Sepsis kills millions of people annually, and early identification of the highest-risk patients is critical for guiding aggressive treatment. Current biomarkers like procalcitonin and lactate have limitations. Thymosin beta-4 offers a new prognostic tool that reflects the body's anti-inflammatory peptide reserves — lower levels may indicate exhausted protective mechanisms. If validated, Tβ4 testing could help ICU teams make faster decisions about dialysis initiation and treatment escalation.

Thymosin beta-4 is best known in regenerative medicine research for its wound healing and tissue repair properties. This study adds a new dimension by positioning it as a prognostic biomarker in critical care. The finding that lower Tβ4 correlates with worse sepsis outcomes aligns with its known anti-inflammatory role — suggesting that patients whose natural anti-inflammatory peptide reserves are depleted may be more vulnerable to organ damage and death from sepsis.
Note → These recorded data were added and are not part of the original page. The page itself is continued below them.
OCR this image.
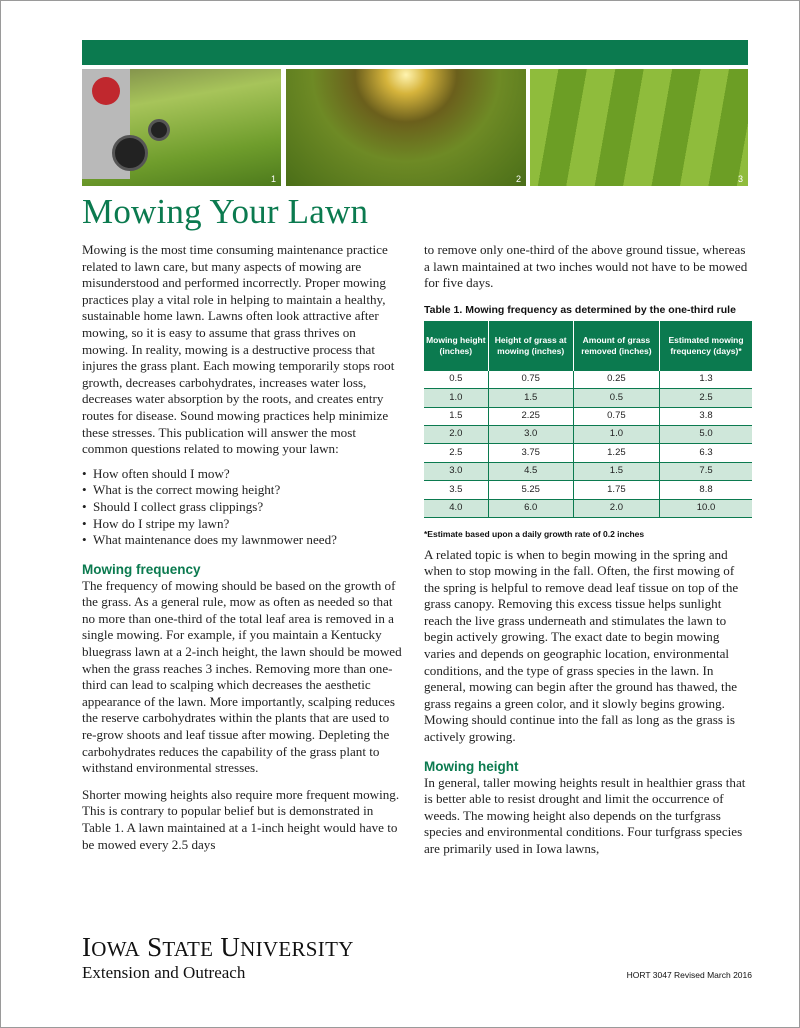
1	2	3
Mowing Your Lawn

Mowing is the most time consuming maintenance practice related to lawn care, but many aspects of mowing are misunderstood and performed incorrectly. Proper mowing practices play a vital role in helping to maintain a healthy, sustainable home lawn. Lawns often look attractive after mowing, so it is easy to assume that grass thrives on mowing. In reality, mowing is a destructive process that injures the grass plant. Each mowing temporarily stops root growth, decreases carbohydrates, increases water loss, decreases water absorption by the roots, and creates entry routes for disease. Sound mowing practices help minimize these stresses. This publication will answer the most common questions related to mowing your lawn:

• How often should I mow?
• What is the correct mowing height?
• Should I collect grass clippings?
• How do I stripe my lawn?
• What maintenance does my lawnmower need?
Mowing frequency

The frequency of mowing should be based on the growth of the grass. As a general rule, mow as often as needed so that no more than one-third of the total leaf area is removed in a single mowing. For example, if you maintain a Kentucky bluegrass lawn at a 2-inch height, the lawn should be mowed when the grass reaches 3 inches. Removing more than one-third can lead to scalping which decreases the aesthetic appearance of the lawn. More importantly, scalping reduces the reserve carbohydrates within the plants that are used to re-grow shoots and leaf tissue after mowing. Depleting the carbohydrates reduces the capability of the grass plant to withstand environmental stresses.

Shorter mowing heights also require more frequent mowing. This is contrary to popular belief but is demonstrated in Table 1. A lawn maintained at a 1-inch height would have to be mowed every 2.5 days

to remove only one-third of the above ground tissue, whereas a lawn maintained at two inches would not have to be mowed for five days.

Table 1. Mowing frequency as determined by the one-third rule
Mowing height (inches)	Height of grass at mowing (inches)	Amount of grass removed (inches)	Estimated mowing frequency (days)*
0.5	0.75	0.25	1.3
1.0	1.5	0.5	2.5
1.5	2.25	0.75	3.8
2.0	3.0	1.0	5.0
2.5	3.75	1.25	6.3
3.0	4.5	1.5	7.5
3.5	5.25	1.75	8.8
4.0	6.0	2.0	10.0
*Estimate based upon a daily growth rate of 0.2 inches

A related topic is when to begin mowing in the spring and when to stop mowing in the fall. Often, the first mowing of the spring is helpful to remove dead leaf tissue on top of the grass canopy. Removing this excess tissue helps sunlight reach the live grass underneath and stimulates the lawn to begin actively growing. The exact date to begin mowing varies and depends on geographic location, environmental conditions, and the type of grass species in the lawn. In general, mowing can begin after the ground has thawed, the grass regains a green color, and it slowly begins growing. Mowing should continue into the fall as long as the grass is actively growing.

Mowing height

In general, taller mowing heights result in healthier grass that is better able to resist drought and limit the occurrence of weeds. The mowing height also depends on the turfgrass species and environmental conditions. Four turfgrass species are primarily used in Iowa lawns,

IOWA STATE UNIVERSITY
Extension and Outreach	HORT 3047 Revised March 2016
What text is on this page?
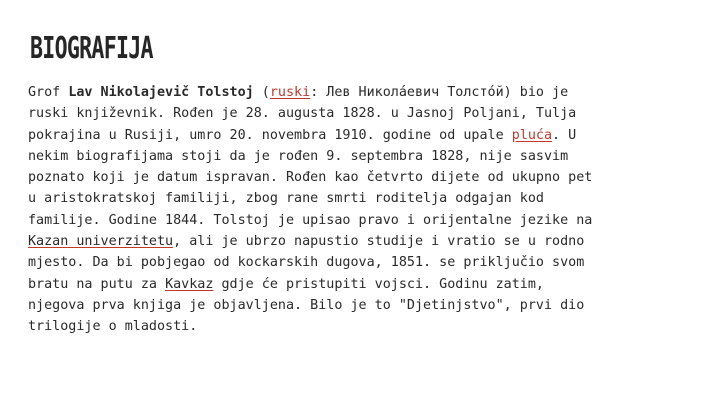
BIOGRAFIJA
Grof Lav Nikolajevič Tolstoj (ruski: Лев Никола́евич Толсто́й) bio je
ruski književnik. Rođen je 28. augusta 1828. u Jasnoj Poljani, Tulja
pokrajina u Rusiji, umro 20. novembra 1910. godine od upale pluća. U
nekim biografijama stoji da je rođen 9. septembra 1828, nije sasvim
poznato koji je datum ispravan. Rođen kao četvrto dijete od ukupno pet
u aristokratskoj familiji, zbog rane smrti roditelja odgajan kod
familije. Godine 1844. Tolstoj je upisao pravo i orijentalne jezike na
Kazan univerzitetu, ali je ubrzo napustio studije i vratio se u rodno
mjesto. Da bi pobjegao od kockarskih dugova, 1851. se priključio svom
bratu na putu za Kavkaz gdje će pristupiti vojsci. Godinu zatim,
njegova prva knjiga je objavljena. Bilo je to "Djetinjstvo", prvi dio
trilogije o mladosti.
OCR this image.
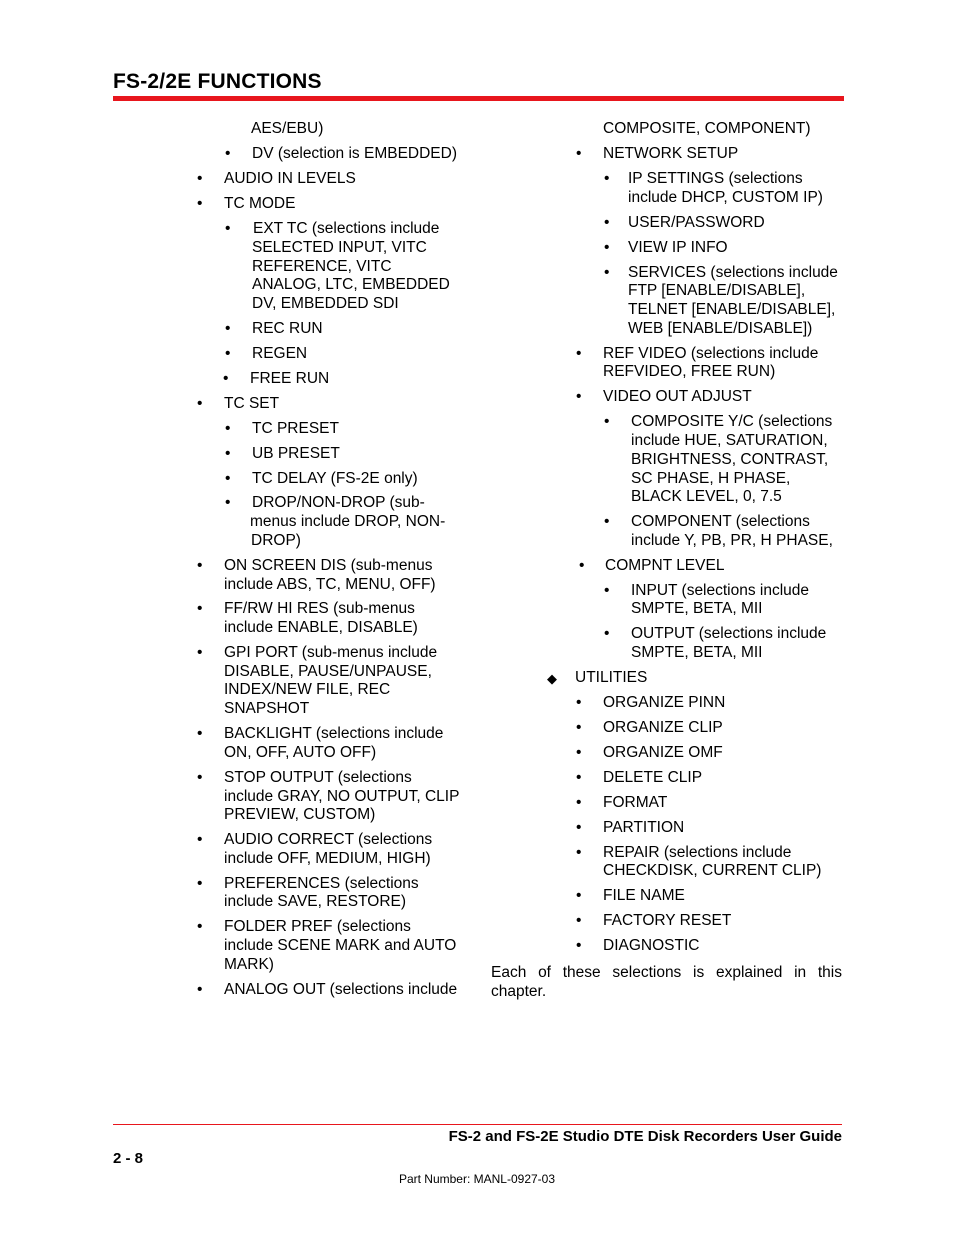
FS-2/2E FUNCTIONS
AES/EBU)
• DV (selection is EMBEDDED)
• AUDIO IN LEVELS
• TC MODE
• EXT TC (selections include
SELECTED INPUT, VITC
REFERENCE, VITC
ANALOG, LTC, EMBEDDED
DV, EMBEDDED SDI
• REC RUN
• REGEN
• FREE RUN
• TC SET
• TC PRESET
• UB PRESET
• TC DELAY (FS-2E only)
• DROP/NON-DROP (sub-
menus include DROP, NON-
DROP)
• ON SCREEN DIS (sub-menus
include ABS, TC, MENU, OFF)
• FF/RW HI RES (sub-menus
include ENABLE, DISABLE)
• GPI PORT (sub-menus include
DISABLE, PAUSE/UNPAUSE,
INDEX/NEW FILE, REC
SNAPSHOT
• BACKLIGHT (selections include
ON, OFF, AUTO OFF)
• STOP OUTPUT (selections
include GRAY, NO OUTPUT, CLIP
PREVIEW, CUSTOM)
• AUDIO CORRECT (selections
include OFF, MEDIUM, HIGH)
• PREFERENCES (selections
include SAVE, RESTORE)
• FOLDER PREF (selections
include SCENE MARK and AUTO
MARK)
• ANALOG OUT (selections include
COMPOSITE, COMPONENT)
• NETWORK SETUP
• IP SETTINGS (selections
include DHCP, CUSTOM IP)
• USER/PASSWORD
• VIEW IP INFO
• SERVICES (selections include
FTP [ENABLE/DISABLE],
TELNET [ENABLE/DISABLE],
WEB [ENABLE/DISABLE])
• REF VIDEO (selections include
REFVIDEO, FREE RUN)
• VIDEO OUT ADJUST
• COMPOSITE Y/C (selections
include HUE, SATURATION,
BRIGHTNESS, CONTRAST,
SC PHASE, H PHASE,
BLACK LEVEL, 0, 7.5
• COMPONENT (selections
include Y, PB, PR, H PHASE,
• COMPNT LEVEL
• INPUT (selections include
SMPTE, BETA, MII
• OUTPUT (selections include
SMPTE, BETA, MII
◆ UTILITIES
• ORGANIZE PINN
• ORGANIZE CLIP
• ORGANIZE OMF
• DELETE CLIP
• FORMAT
• PARTITION
• REPAIR (selections include
CHECKDISK, CURRENT CLIP)
• FILE NAME
• FACTORY RESET
• DIAGNOSTIC
Each of these selections is explained in this chapter.
FS-2 and FS-2E Studio DTE Disk Recorders User Guide
2 - 8
Part Number: MANL-0927-03
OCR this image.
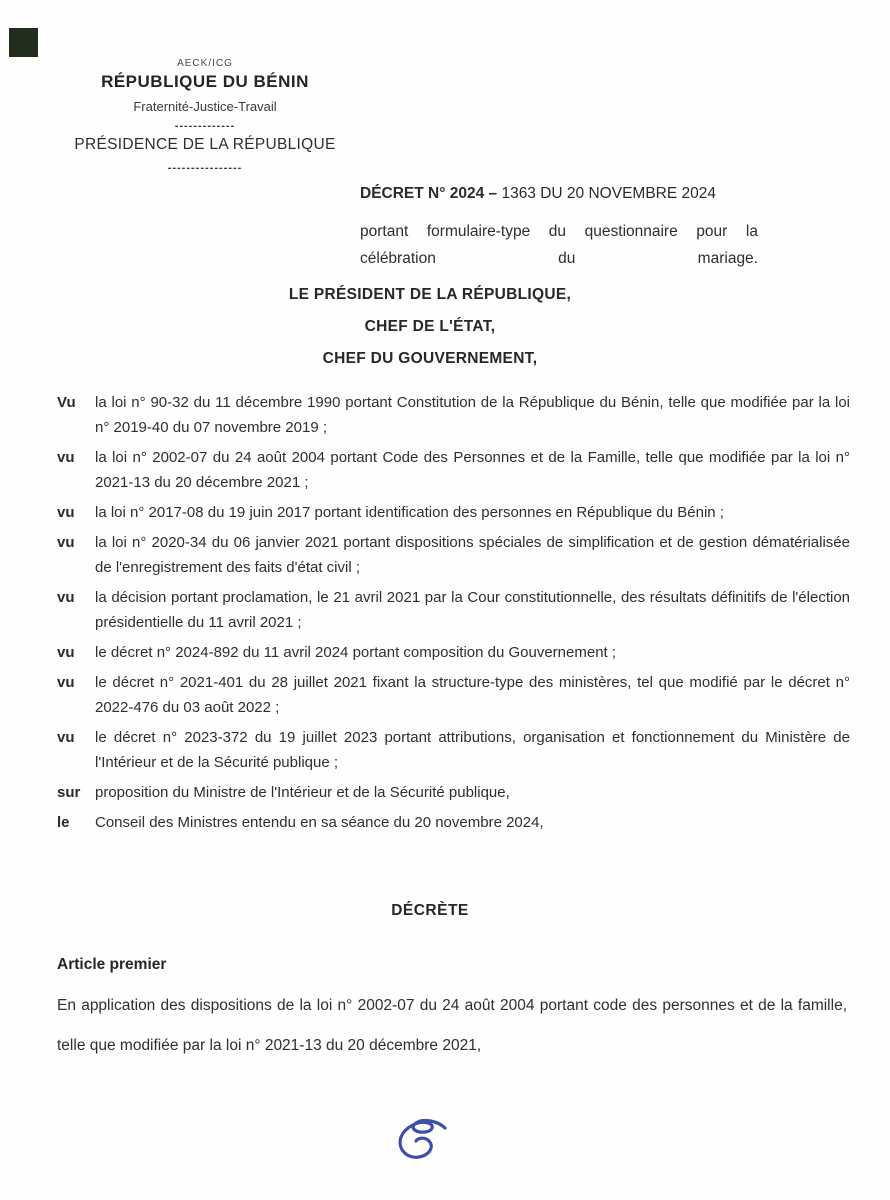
AECK/ICG
RÉPUBLIQUE DU BÉNIN
Fraternité-Justice-Travail
-------------
PRÉSIDENCE DE LA RÉPUBLIQUE
----------------
DÉCRET N° 2024 – 1363 DU 20 NOVEMBRE 2024
portant formulaire-type du questionnaire pour la célébration du mariage.
LE PRÉSIDENT DE LA RÉPUBLIQUE,
CHEF DE L'ÉTAT,
CHEF DU GOUVERNEMENT,
Vu	la loi n° 90-32 du 11 décembre 1990 portant Constitution de la République du Bénin, telle que modifiée par la loi n° 2019-40 du 07 novembre 2019 ;
vu	la loi n° 2002-07 du 24 août 2004 portant Code des Personnes et de la Famille, telle que modifiée par la loi n° 2021-13 du 20 décembre 2021 ;
vu	la loi n° 2017-08 du 19 juin 2017 portant identification des personnes en République du Bénin ;
vu	la loi n° 2020-34 du 06 janvier 2021 portant dispositions spéciales de simplification et de gestion dématérialisée de l'enregistrement des faits d'état civil ;
vu	la décision portant proclamation, le 21 avril 2021 par la Cour constitutionnelle, des résultats définitifs de l'élection présidentielle du 11 avril 2021 ;
vu	le décret n° 2024-892 du 11 avril 2024 portant composition du Gouvernement ;
vu	le décret n° 2021-401 du 28 juillet 2021 fixant la structure-type des ministères, tel que modifié par le décret n° 2022-476 du 03 août 2022 ;
vu	le décret n° 2023-372 du 19 juillet 2023 portant attributions, organisation et fonctionnement du Ministère de l'Intérieur et de la Sécurité publique ;
sur proposition du Ministre de l'Intérieur et de la Sécurité publique,
le	Conseil des Ministres entendu en sa séance du 20 novembre 2024,
DÉCRÈTE
Article premier
En application des dispositions de la loi n° 2002-07 du 24 août 2004 portant code des personnes et de la famille, telle que modifiée par la loi n° 2021-13 du 20 décembre 2021,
This is an observational study and cannot prove that low Tβ4 causes worse outcomes — it may simply reflect disease severity. The AUC values (0.68–0.72) indicate moderate, not excellent, predictive accuracy. The study was conducted at a single center with 191 patients, which may limit generalizability. Confounding factors may not be fully controlled. Whether Tβ4 supplementation could improve outcomes was not tested.